In de afgelopen tijd is zogenaamd gedragsonderzoek steeds belangrijker geworden. We leren immers weer veel begrijpen dat voor ons voorheen volkomen onbegrijpelijk was. We moeten noodzakelijkerwijs communiceren met onze medecreaturen, de dieren. Maar de kwestie blijft stukje bij beetje, zolang we het alleen hebben over instincten en gedragingen en de dieren geen ziel geven die lijkt op die van onszelf, alleen dan kunnen we echt met ze communiceren.
De interanimalische taal bij mens en dier
De grote fout bij deze pogingen tot communicatie was altijd dat we de taal van de dieren niet konden verstaan. Maar er is een taal die we gemeen hebben met onze dieren, namelijk de ‘interanimalische biologische taal‘ van onze hersenen. In principe kunnen we met elk paard of muis ‘praten‘ met behulp van een computertomogram. Omdat de taal van de hersenen, precies de interanimalische taal, dezelfde is, zowel wat betreft de lokalisatie van angsten en conflicten in de hersenen als wat betreft de verloopsverandering in de hersenen bij mensen en zoogdieren.
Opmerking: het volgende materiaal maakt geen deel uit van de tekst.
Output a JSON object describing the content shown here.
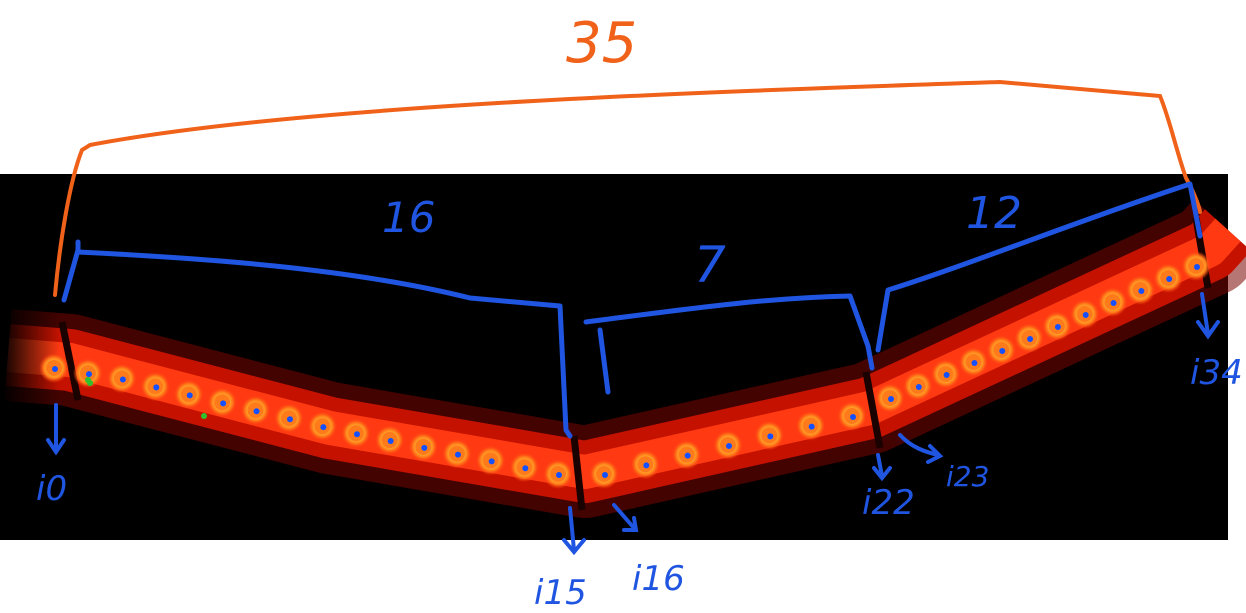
{
  "colors": {
    "background": "#ffffff",
    "photo_bg": "#000000",
    "strip_outer": "#b00a00",
    "strip_inner": "#ff3a10",
    "led_outer": "#ff7a1a",
    "led_core": "#ffe24a",
    "marker": "#1450ff",
    "marker_green": "#2ec22e",
    "annotation_blue": "#1f55e0",
    "annotation_orange": "#f0621a"
  },
  "total": {
    "label": "35"
  },
  "segments": [
    {
      "label": "16",
      "count": 16
    },
    {
      "label": "7",
      "count": 7
    },
    {
      "label": "12",
      "count": 12
    }
  ],
  "index_labels": [
    "i0",
    "i15",
    "i16",
    "i22",
    "i23",
    "i34"
  ],
  "icons": {
    "arrow": "arrow-down-icon"
  }
}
Al deze dingen zijn wonderbaarlijk voorgeprogrammeerd in onze hersenen en onze hersenen zijn ook verbonden met de hersenen van onze medeschepselen, dieren. Hetzelfde is het geval tussen dieren en planten. We noemen deze onderlinge relaties biologisch evenwicht, dat wonderbaarlijk miljoenen jaren bestond totdat de mens in zijn overmoed kwam en het vernietigde. Van alle levende wezens op aarde is de mens eigenlijk het enige dat uit de hand is gelopen en deze prachtige schepping heeft vernietigd. Schiller’s verzen komen in me op:
“Het is gevaarlijk om de leu wakker te maken, de tand van de tijger is bederfelijk,
maar de meest verschrikkelijke der verschrikkingen is de mens in zijn waanzin”.
Ik sta mezelf de prognose toe dat dierproeven ooit zullen worden gezien als een schande voor ons hele tijdperk en als een getuigenis van onze onuitsprekelijke onwetendheid.